Nat Tomaselli knows that all too well.

He's lived in Noni Farms for 28 years, and Hawaii News Now was with him recently as he returned to his home after weeks away.

When he opened his door, he found his home had had been ransacked. Thieves stole furniture, the fridge, and bedroom sets.

And that wasn't all.

They also stole his solar panels with the storage battery, and his catchment cover and pump. That means he doesn't have power or water.

"I can't believe they did this," Tomaselli said, through tears. "They tore my place apart. I'm missing all my beds."

Tomaselli owns Nat's Towing company.

When the first fissures opened in Leilani Estates, he used his tow trucks to help residents evacuate their vehicles, often stuffed with possessions.

Then, when Fissure no 17 started closer to his property, he too had to quickly evacuate.

Lava took one of his tow trucks and 34 vehicles in his yard, which is near the Puna Geothermal Venture plant.

Tomaselli may never be able to return to his home — the road to the property is now a lava field. But he was trying to salvage some of his things.

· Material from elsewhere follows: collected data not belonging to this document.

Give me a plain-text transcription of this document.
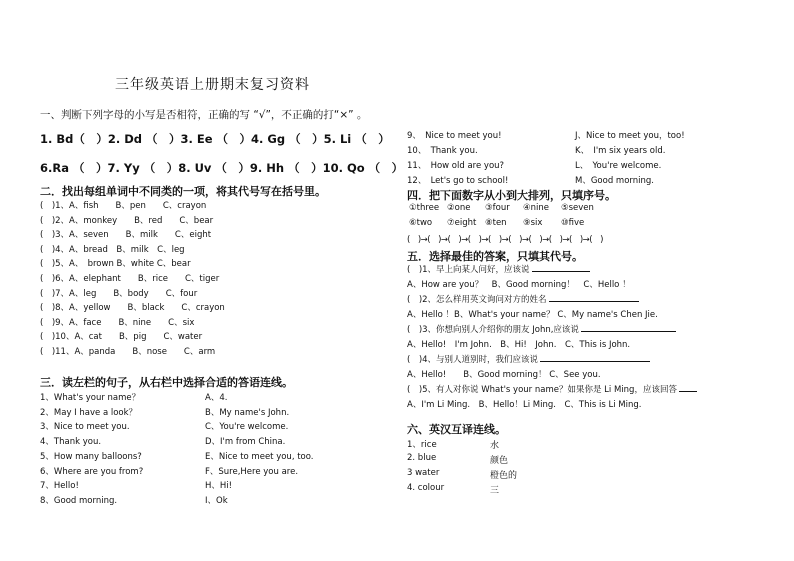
三年级英语上册期末复习资料
一、判断下列字母的小写是否相符，正确的写 “√”，不正确的打“×” 。
1. Bd（　）2. Dd （　）3. Ee （　）4. Gg （　）5. Li （　）
6.Ra （　）7. Yy （　）8. Uv （　）9. Hh （　）10. Qo （　）
二．找出每组单词中不同类的一项，将其代号写在括号里。
(　)1、A、fish　　B、pen　　C、crayon
(　)2、A、monkey　　B、red　　C、bear
(　)3、A、seven　　B、milk　　C、eight
(　)4、A、bread　B、milk　C、leg
(　)5、A、　brown B、white C、bear
(　)6、A、elephant　　B、rice　　C、tiger
(　)7、A、leg　　B、body　　C、four
(　)8、A、yellow　　B、black　　C、crayon
(　)9、A、face　　B、nine　　C、six
(　)10、A、cat　　B、pig　　C、water
(　)11、A、panda　　B、nose　　C、arm
三．读左栏的句子，从右栏中选择合适的答语连线。
1、What's your name？
2、May I have a look？
3、Nice to meet you.
4、Thank you.
5、How many balloons?
6、Where are you from?
7、Hello!
8、Good morning.
A、4.
B、My name's John.
C、You're welcome.
D、I'm from China.
E、Nice to meet you, too.
F、Sure,Here you are.
H、Hi!
I、Ok
9、　Nice to meet you!
10、　Thank you.
11、　How old are you?
12、　Let's go to school!
J、Nice to meet you，too!
K、　I'm six years old.
L、　You're welcome.
M、Good morning.
四．把下面数字从小到大排列，只填序号。
①three ②one ③four ④nine ⑤seven
⑥two ⑦eight ⑧ten ⑨six ⑩five
(　)→(　)→(　)→(　)→(　)→(　)→(　)→(　)→(　)→(　)
五．选择最佳的答案，只填其代号。
(　)1、早上向某人问好，应该说
A、How are you？　B、Good morning！　C、Hello ！
(　)2、怎么样用英文询问对方的姓名
A、Hello ！B、What's your name？ C、My name's Chen Jie.
(　)3、你想向别人介绍你的朋友 John,应该说
A、Hello!　I'm John.　B、Hi!　John.　C、This is John.
(　)4、与别人道别时，我们应该说
A、Hello!　　B、Good morning！ C、See you.
(　)5、有人对你说 What's your name？如果你是 Li Ming，应该回答
A、I'm Li Ming.　B、Hello！Li Ming.　C、This is Li Ming.
六、英汉互译连线。
1、rice
2. blue
3 water
4. colour
水
颜色
橙色的
三
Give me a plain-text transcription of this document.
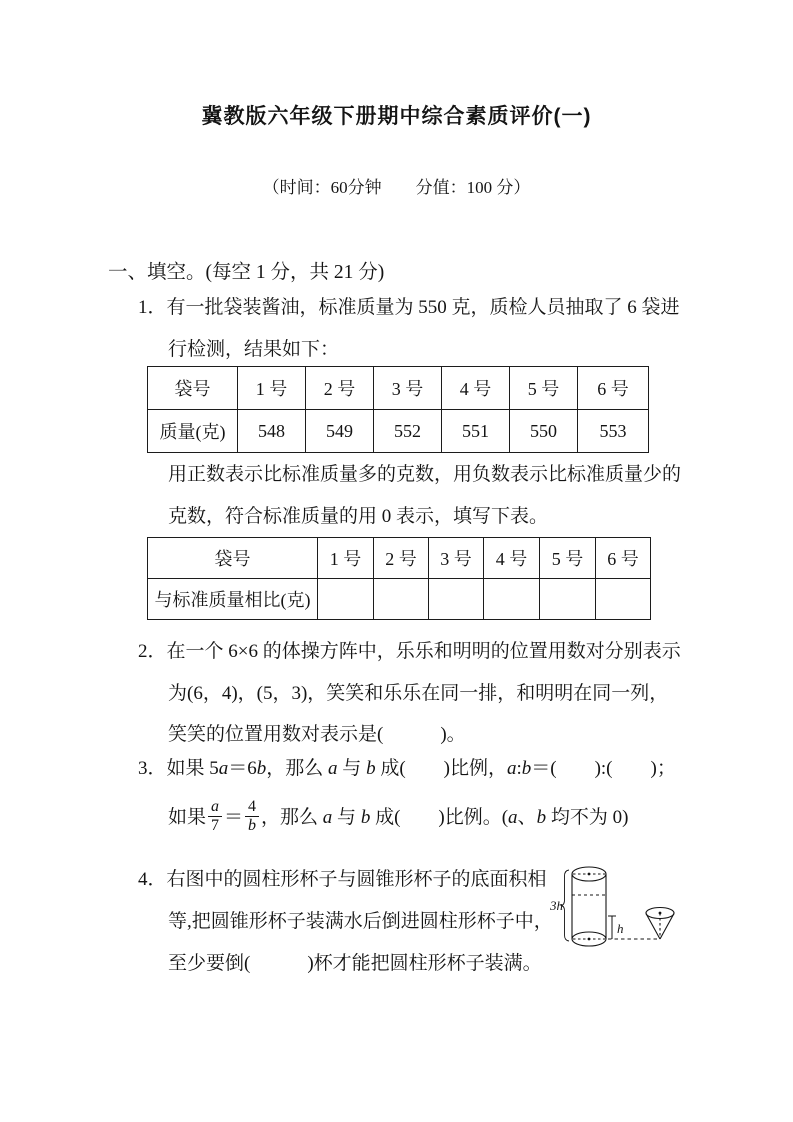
冀教版六年级下册期中综合素质评价(一)
（时间：60分钟　　分值：100 分）
一、填空。(每空 1 分，共 21 分)
1．有一批袋装酱油，标准质量为 550 克，质检人员抽取了 6 袋进
行检测，结果如下：
袋号	1 号	2 号	3 号	4 号	5 号	6 号
质量(克)	548	549	552	551	550	553
用正数表示比标准质量多的克数，用负数表示比标准质量少的
克数，符合标准质量的用 0 表示，填写下表。
袋号	1 号	2 号	3 号	4 号	5 号	6 号
与标准质量相比(克)						
2．在一个 6×6 的体操方阵中，乐乐和明明的位置用数对分别表示
为(6，4)，(5，3)，笑笑和乐乐在同一排，和明明在同一列，
笑笑的位置用数对表示是(　　　)。
3．如果 5a＝6b，那么 a 与 b 成(　　)比例，a:b＝(　　):(　　)；
如果 $\frac{a}{7} = \frac{4}{b}$ ，那么 a 与 b 成(　　)比例。(a、b 均不为 0)
4．右图中的圆柱形杯子与圆锥形杯子的底面积相
等,把圆锥形杯子装满水后倒进圆柱形杯子中，
至少要倒(　　　)杯才能把圆柱形杯子装满。
3h
h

Tomaselli isn't alone. Many evacuees have returned to find thieves have hit their homes.

At the July 3 community meeting in Pahoa, residents asked about safety and looters. But the only answer they got from Hawaii County Civil Defense was that police were aware of the crimes and working on it.

Residents want to know how the thieves are easily getting in and out of the area with large items and furniture.

As for Tomaselli, he recently found a place to rent in Pahoa.

It's been tough. His tow company is still operating even if business has slowed about 40 percent. He's also had to postpone opening his Little Caesars Pizza place in Hilo.

But he is keeping a positive attitude about the difficulties.

"I needed a new bed anyway," he said, with an emotional laugh. "I'll take my lumps."